We have a similar thing in brass insturments we call alternative fingerings. For example on a Euphonium (which is in the key of Bb) I can play our middle F either on the 2nd partial open (no valves down), or on the third partial with 1st and 3rd valve (or 4th valve) down. As you can sort of think of our partials as individual strings on a guitar that just operate in inverse (you pluck a string it makes a tone, you want the tone higher you decrease the length of the string with your finger... on a brass instrument it is the opposite, you buzz on a partial, and if you want to make the tone lower you increase the length of the air column by depressing a valve)
@@SRHMusic012 Yes just more information to process.
drumming is more about the count. Yes you have to know what to hit but if you hit the wrong thing and still are in time not a dealbreaker. Also, most people do not know you have to tune your kit. If you don't it will sound like crap. This is one of the many ways traditional theory will assist you. Seriously, even drummers need to know it, not as much as guitarists but yeah you better know the basics if you drum! Ever see someone with mad skills sit behind a kit and it is in time but sounds horrible? That is likely an un-tuned kit.

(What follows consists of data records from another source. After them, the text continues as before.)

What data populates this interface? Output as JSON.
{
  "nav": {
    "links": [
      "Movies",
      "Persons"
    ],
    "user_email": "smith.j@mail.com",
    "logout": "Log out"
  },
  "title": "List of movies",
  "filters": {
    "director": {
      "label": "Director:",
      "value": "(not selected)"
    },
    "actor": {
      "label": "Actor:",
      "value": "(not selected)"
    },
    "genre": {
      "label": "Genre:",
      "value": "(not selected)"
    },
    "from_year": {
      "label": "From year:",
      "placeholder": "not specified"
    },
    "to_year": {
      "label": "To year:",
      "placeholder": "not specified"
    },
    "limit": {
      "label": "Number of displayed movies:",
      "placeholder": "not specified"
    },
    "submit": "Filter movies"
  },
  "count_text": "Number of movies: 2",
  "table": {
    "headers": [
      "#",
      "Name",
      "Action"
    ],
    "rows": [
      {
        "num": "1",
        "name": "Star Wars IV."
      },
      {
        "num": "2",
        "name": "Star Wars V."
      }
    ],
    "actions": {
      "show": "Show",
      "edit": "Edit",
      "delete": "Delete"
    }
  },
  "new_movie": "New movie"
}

As a professional classical pianist/opera conductor, my biggest complaint with standard notation is that it puts us in rhythmic and stylistic boxes. We get that trained into us from the beginning as children because of the visual nature of the notes on the page. The Lego brick notation causes many of us classical musicians to play rigidly and without organic fluidity. For example, in Italian opera there is much rubato and variation of tempi that all comes from the text. Puccini tried to notate it but unless you speak and understand Italian, you won't really do the rubato convincingly. We classical musicians are trained as "I see 8th note, I play strict 8th note"...pianists and symphonies are notorious about that. Sure, it's an 8th note, but there are various types of 8th notes, depending on the context. I've learned much about the space between notes as well as horizontal movement from my jazz and pop/contemporary commercial music colleagues. What they do can't be successfully notated in the present system without creating a huge Jackson Pollack of markings on the page. Just goes to show that knowing the style and traditions of the music are more important than the limited info in the notation. It's like Google Maps, you get the driving instructions, but you still have to get in the car and drive it with all the subtle variations of speed.

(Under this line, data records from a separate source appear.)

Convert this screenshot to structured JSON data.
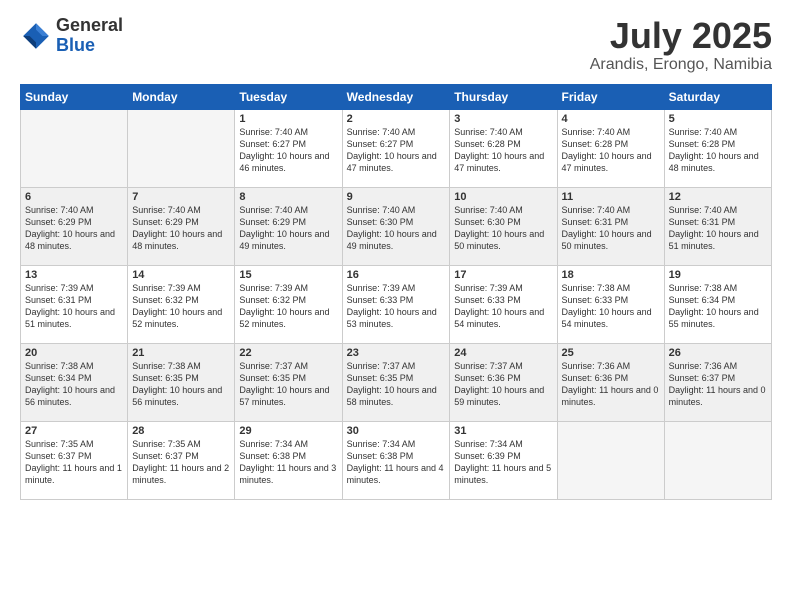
{
  "logo": {
    "general": "General",
    "blue": "Blue"
  },
  "title": "July 2025",
  "location": "Arandis, Erongo, Namibia",
  "days_header": [
    "Sunday",
    "Monday",
    "Tuesday",
    "Wednesday",
    "Thursday",
    "Friday",
    "Saturday"
  ],
  "weeks": [
    [
      {
        "day": "",
        "info": ""
      },
      {
        "day": "",
        "info": ""
      },
      {
        "day": "1",
        "info": "Sunrise: 7:40 AM\nSunset: 6:27 PM\nDaylight: 10 hours\nand 46 minutes."
      },
      {
        "day": "2",
        "info": "Sunrise: 7:40 AM\nSunset: 6:27 PM\nDaylight: 10 hours\nand 47 minutes."
      },
      {
        "day": "3",
        "info": "Sunrise: 7:40 AM\nSunset: 6:28 PM\nDaylight: 10 hours\nand 47 minutes."
      },
      {
        "day": "4",
        "info": "Sunrise: 7:40 AM\nSunset: 6:28 PM\nDaylight: 10 hours\nand 47 minutes."
      },
      {
        "day": "5",
        "info": "Sunrise: 7:40 AM\nSunset: 6:28 PM\nDaylight: 10 hours\nand 48 minutes."
      }
    ],
    [
      {
        "day": "6",
        "info": "Sunrise: 7:40 AM\nSunset: 6:29 PM\nDaylight: 10 hours\nand 48 minutes."
      },
      {
        "day": "7",
        "info": "Sunrise: 7:40 AM\nSunset: 6:29 PM\nDaylight: 10 hours\nand 48 minutes."
      },
      {
        "day": "8",
        "info": "Sunrise: 7:40 AM\nSunset: 6:29 PM\nDaylight: 10 hours\nand 49 minutes."
      },
      {
        "day": "9",
        "info": "Sunrise: 7:40 AM\nSunset: 6:30 PM\nDaylight: 10 hours\nand 49 minutes."
      },
      {
        "day": "10",
        "info": "Sunrise: 7:40 AM\nSunset: 6:30 PM\nDaylight: 10 hours\nand 50 minutes."
      },
      {
        "day": "11",
        "info": "Sunrise: 7:40 AM\nSunset: 6:31 PM\nDaylight: 10 hours\nand 50 minutes."
      },
      {
        "day": "12",
        "info": "Sunrise: 7:40 AM\nSunset: 6:31 PM\nDaylight: 10 hours\nand 51 minutes."
      }
    ],
    [
      {
        "day": "13",
        "info": "Sunrise: 7:39 AM\nSunset: 6:31 PM\nDaylight: 10 hours\nand 51 minutes."
      },
      {
        "day": "14",
        "info": "Sunrise: 7:39 AM\nSunset: 6:32 PM\nDaylight: 10 hours\nand 52 minutes."
      },
      {
        "day": "15",
        "info": "Sunrise: 7:39 AM\nSunset: 6:32 PM\nDaylight: 10 hours\nand 52 minutes."
      },
      {
        "day": "16",
        "info": "Sunrise: 7:39 AM\nSunset: 6:33 PM\nDaylight: 10 hours\nand 53 minutes."
      },
      {
        "day": "17",
        "info": "Sunrise: 7:39 AM\nSunset: 6:33 PM\nDaylight: 10 hours\nand 54 minutes."
      },
      {
        "day": "18",
        "info": "Sunrise: 7:38 AM\nSunset: 6:33 PM\nDaylight: 10 hours\nand 54 minutes."
      },
      {
        "day": "19",
        "info": "Sunrise: 7:38 AM\nSunset: 6:34 PM\nDaylight: 10 hours\nand 55 minutes."
      }
    ],
    [
      {
        "day": "20",
        "info": "Sunrise: 7:38 AM\nSunset: 6:34 PM\nDaylight: 10 hours\nand 56 minutes."
      },
      {
        "day": "21",
        "info": "Sunrise: 7:38 AM\nSunset: 6:35 PM\nDaylight: 10 hours\nand 56 minutes."
      },
      {
        "day": "22",
        "info": "Sunrise: 7:37 AM\nSunset: 6:35 PM\nDaylight: 10 hours\nand 57 minutes."
      },
      {
        "day": "23",
        "info": "Sunrise: 7:37 AM\nSunset: 6:35 PM\nDaylight: 10 hours\nand 58 minutes."
      },
      {
        "day": "24",
        "info": "Sunrise: 7:37 AM\nSunset: 6:36 PM\nDaylight: 10 hours\nand 59 minutes."
      },
      {
        "day": "25",
        "info": "Sunrise: 7:36 AM\nSunset: 6:36 PM\nDaylight: 11 hours\nand 0 minutes."
      },
      {
        "day": "26",
        "info": "Sunrise: 7:36 AM\nSunset: 6:37 PM\nDaylight: 11 hours\nand 0 minutes."
      }
    ],
    [
      {
        "day": "27",
        "info": "Sunrise: 7:35 AM\nSunset: 6:37 PM\nDaylight: 11 hours\nand 1 minute."
      },
      {
        "day": "28",
        "info": "Sunrise: 7:35 AM\nSunset: 6:37 PM\nDaylight: 11 hours\nand 2 minutes."
      },
      {
        "day": "29",
        "info": "Sunrise: 7:34 AM\nSunset: 6:38 PM\nDaylight: 11 hours\nand 3 minutes."
      },
      {
        "day": "30",
        "info": "Sunrise: 7:34 AM\nSunset: 6:38 PM\nDaylight: 11 hours\nand 4 minutes."
      },
      {
        "day": "31",
        "info": "Sunrise: 7:34 AM\nSunset: 6:39 PM\nDaylight: 11 hours\nand 5 minutes."
      },
      {
        "day": "",
        "info": ""
      },
      {
        "day": "",
        "info": ""
      }
    ]
  ]
}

Learning how to use jazz modal theory to improv around the underlying chord progression (or just general structure) of a piece, and then letting yourself experiment with rhythmic and tonal/interval patterns is a great way to break out of that box. As you get better, you can stretch the period of time before you resolve the break from the time signature longer and longer while maintaining a coherent and pleasing run.
I'm sure you know this, but this is how I've helped some undeniable virtuosos I've met out of the constraints you've described. I used to be intimidated when some of them would be excited to play with me, because of the vast discrepancy between their chops and mine- but I eventually saw that I had something I could share with them that could unleash a whole new level of expression for them. (I am a fully self/taught pianist, starting by ear- who eventually learned that I had been slowly re-discovering jazz modal theory on my own.)

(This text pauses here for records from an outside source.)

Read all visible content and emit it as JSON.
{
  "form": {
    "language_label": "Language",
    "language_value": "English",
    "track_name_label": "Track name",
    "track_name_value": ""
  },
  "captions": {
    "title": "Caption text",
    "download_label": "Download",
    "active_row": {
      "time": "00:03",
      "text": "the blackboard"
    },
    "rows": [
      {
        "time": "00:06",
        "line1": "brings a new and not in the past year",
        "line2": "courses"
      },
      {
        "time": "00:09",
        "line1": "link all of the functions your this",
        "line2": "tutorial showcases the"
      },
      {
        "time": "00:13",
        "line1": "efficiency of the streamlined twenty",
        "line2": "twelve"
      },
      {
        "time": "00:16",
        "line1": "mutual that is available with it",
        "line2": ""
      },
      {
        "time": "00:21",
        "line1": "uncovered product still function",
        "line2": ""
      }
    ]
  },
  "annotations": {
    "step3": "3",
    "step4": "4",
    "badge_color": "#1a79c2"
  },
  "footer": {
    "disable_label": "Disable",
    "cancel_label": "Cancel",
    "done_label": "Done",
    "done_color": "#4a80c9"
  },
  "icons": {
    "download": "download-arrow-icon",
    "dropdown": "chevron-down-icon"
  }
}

There's nothing more rewarding than taking a competent classical pianist, voicing the chords for the 12-bar blues in a fun way, then telling them to just _do shit_ sticking to the pentatonic blues scale for the chords root, and watching their eyes *immediately* light up as they discover an ability they never knew they had.
But is this an issue with notation? Rubato is stylistic and deeply personal; that's why we have conductors (I mean, what else are they good for? :-) You could make the same argument about alphabets--they don't give us any information about the affect for a Shakespeare sonnet or soliloquy, but they certainly give us the building blocks, and directors and actors take it from there. And in that sense it's kind of neat that there wasn't a notation whereby Shakespeare could tell us exactly what he had in mind; then we would simply be strictly playing his 8th notes.
Strict time is the ONLY way you're gonna get 12+ people to play together a piece they didn't even write or maybe even like or get.
@@KR-ll4dj Doesn't the Conductor often resort to singing to illustrate an interpretation? I agree that in Opera especially part of one's eye must be kept on the Conductor.
I'd say Guitar music exemplifies this more than any other instrument. You can play the same piece, even a solo, 20+ different ways and positions. Making real time sight reading almost impossible. Unless it's a basic Chord chart. TAB was one of the best innovations for solving this problem.
Wow! That was amazing. I've never understood music notation, but then, I've never attempted to understand it. I love music (anyone who doesn't love music is broken), but I've devoted my efforts to other areas. It was fascinating to see how something I thought was complicated could become even more complicated... and most of the time, needlessly complicated. Once again, great video.
Learning about Musitude was incredibly funny. Great video with some interesting insights into music notation! I have run into some of those accessibility issues that you discuss as a piano instructor many times in the real world. Many of my students who have dyslexia greatly struggle with reading sheet music and sight reading in particular. I've mostly done more lead sheet reading, ear training, and improvising in these lessons to supplement the time spent reading notation. It allows for the student to have success at playing the piano while still spending time learning notation and the time spent comping chords I've noticed has helped with their development of "chunking" you described in the video. I think your overall analysis and conclusions on reading are spot on and I will definitely be trying the color notation feature in Musescore to see if it may help a few of my students out in the learning process!
Incidentally, we want to create easier to access coloured notation profiles in MuseScore. All part of the general idea of providing as many accessible formats as possible.
I like your diatribe, Martin. The thesis you're building on this channel is very compelling - yes, we need to fight elitism; no, burning clefs is not the way to do it. And your comment at the end about an underlying digital format which could be re-expressed in any desired way, is great! Perhaps like the relationship between plain text and typography?
Absolutely hilarious. And informative. I’ve played by ear forever and am in the process of learning to read and it’s actually quite enjoyable because you learn the theory that you only kind of “intuited” before. Music notation is only a problem because we value spontaneity and “emoting”. Most young guitarists generally learn to bend notes way before they figure out scales or how the harmony works in a barre cord. At one point I tried reading tablature until it dawned on me that I was spending an awful lot of time learning a new discipline without any accuracy regarding timing. Oh well… great video!
Agree! When skiing through the Forest, it's helpful to be able to see the Trees, especially at night with eyes closed.
You can learn the theory without notation. I'd argue notation is least useful on the guitar, due to the multiple possible positions and techniques to play the same piece of music, that are not notated without TAB. Learning Chord shapes, scales, triads on the neck and how it all fits is far more useful than notation.
I can give you a piece of guitar music, and arrange it 2 different ways, that are so Alien to each other to physically play, that it's equivalent to playing 2 different pieces of music on a Piano. This is why standard Notation is so bad for guitar and was never designed for it.
@@alexojideagu well that’s certainly true. There’s are several different fingerings for many notes but what are you gonna use? I still prefer it to tablature.
@@alexojideagu all true. I’m
Talking piano basically. Sight reading on guitar is definitely awkward. I’ve tried both.
This is a very well-done and informative video!
You did WISE to put in that black screen at 1:03:00. Gave me just enough time to stare, process what I just heard, pause, and fall to the floor flailing and laughing like a madman.
I forgot this video was about music 5 minutes in.
20min in and I am amazed by how well this video is put together. The information that you choose to cover, order in which you present it, the editing and little funny bits are awesome and keep everything really entertaining even though this topic is not something I personally would expect to make such a fun video. Incredible job!